Ефрейтор поравнялся со мной и сунул мне в руку что-то белое, твердое.
— Положите в рот, это очень помогает.
Сахар! Многие опытные лыжники говорили, что в кроссе на большую дистанцию рекомендуется сосать сахар. Но почему же я забыл в тумбочке специально приготовленный кусочек? А вот, ефрейтор Резников не забыл. И отдает мне свой запас.
— Не возьму, — твердо сказал я.
— Почему?
— Потому что вы для себя взяли.
— Чудак человек! Если бы я хотел, то давно бы съел.
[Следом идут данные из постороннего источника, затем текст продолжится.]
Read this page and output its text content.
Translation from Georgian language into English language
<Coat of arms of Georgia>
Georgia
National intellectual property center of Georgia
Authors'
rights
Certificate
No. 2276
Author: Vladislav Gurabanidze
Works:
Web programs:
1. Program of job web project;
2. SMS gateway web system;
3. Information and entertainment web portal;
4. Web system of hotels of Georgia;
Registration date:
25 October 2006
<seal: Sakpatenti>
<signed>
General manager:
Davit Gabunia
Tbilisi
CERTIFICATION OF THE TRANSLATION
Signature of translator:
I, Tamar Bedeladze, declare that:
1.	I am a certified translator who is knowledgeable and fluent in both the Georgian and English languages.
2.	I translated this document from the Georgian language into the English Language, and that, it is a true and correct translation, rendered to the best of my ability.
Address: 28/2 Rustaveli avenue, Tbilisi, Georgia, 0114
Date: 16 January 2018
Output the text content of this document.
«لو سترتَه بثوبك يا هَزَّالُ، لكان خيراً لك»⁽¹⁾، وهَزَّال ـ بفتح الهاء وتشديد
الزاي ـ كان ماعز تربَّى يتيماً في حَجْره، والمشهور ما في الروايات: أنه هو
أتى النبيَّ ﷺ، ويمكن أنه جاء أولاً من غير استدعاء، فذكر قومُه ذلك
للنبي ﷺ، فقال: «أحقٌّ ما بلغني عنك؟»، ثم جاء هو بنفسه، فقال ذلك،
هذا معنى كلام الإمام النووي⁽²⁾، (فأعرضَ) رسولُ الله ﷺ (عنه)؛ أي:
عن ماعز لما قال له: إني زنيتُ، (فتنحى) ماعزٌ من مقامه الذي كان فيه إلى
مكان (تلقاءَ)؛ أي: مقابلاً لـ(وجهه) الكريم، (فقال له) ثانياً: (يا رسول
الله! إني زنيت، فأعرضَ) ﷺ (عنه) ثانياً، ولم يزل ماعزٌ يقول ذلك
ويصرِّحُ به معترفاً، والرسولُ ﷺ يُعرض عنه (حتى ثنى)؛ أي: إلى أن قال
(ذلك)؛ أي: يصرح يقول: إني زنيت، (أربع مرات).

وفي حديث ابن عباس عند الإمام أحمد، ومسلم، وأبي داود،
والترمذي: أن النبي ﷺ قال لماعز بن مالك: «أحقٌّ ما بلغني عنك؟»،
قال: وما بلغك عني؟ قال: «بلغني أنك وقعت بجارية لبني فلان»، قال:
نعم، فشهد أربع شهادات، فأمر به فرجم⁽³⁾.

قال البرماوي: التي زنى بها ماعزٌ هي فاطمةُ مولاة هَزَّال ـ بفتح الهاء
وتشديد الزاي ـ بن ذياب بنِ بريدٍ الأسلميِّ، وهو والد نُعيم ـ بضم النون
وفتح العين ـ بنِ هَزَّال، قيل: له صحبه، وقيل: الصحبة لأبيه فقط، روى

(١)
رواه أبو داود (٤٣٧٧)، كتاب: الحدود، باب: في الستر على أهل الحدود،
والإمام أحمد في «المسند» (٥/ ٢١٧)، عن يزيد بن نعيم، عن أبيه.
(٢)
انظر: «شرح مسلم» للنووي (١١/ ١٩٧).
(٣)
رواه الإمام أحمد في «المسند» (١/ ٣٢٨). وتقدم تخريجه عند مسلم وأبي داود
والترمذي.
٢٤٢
Кладите в рот и не отставайте от меня!
Он пошел вперед своим неторопливым, размашистым шагом и даже не оглянулся, будучи уверен, что я не отстану.
Кусок ли сахару, медленно таявший во рту, или вера ефрейтора в мои способности — не знаю, что придало мне силы, но я не отставал. По инерции передвигались мои ноги, механически взмахивали руки. Будто на невидимом буксире вел меня за собой ефрейтор Резников, наш комсомольский вожак. В тот момент, когда мне становилось особенно трудно, когда я не мог поспевать за своим ведущим, ефрейтор немного замедлял движение.
Я понимал, что Резников мог бы идти быстрее, но он не хотел оставлять меня. И я, чтобы не подводить его, находил в себе силы следовать за ним.
До финиша оставалось совсем немного: подняться на последнюю, самую крутую гору и, скатившись с нее, пройти каких-нибудь триста метров.
Вот мы и поднялись. Теперь под гору легче.
— Не отставайте, товарищ Локотков!
У финиша много народу, сверкают на солнце трубы оркестра, пылают красные полотнища с лозунгами. И вот оркестр грянул марш. Бодрые звуки его отдаются в моем сердце, и оно колотится часто-часто от напряжения, радости и восторга.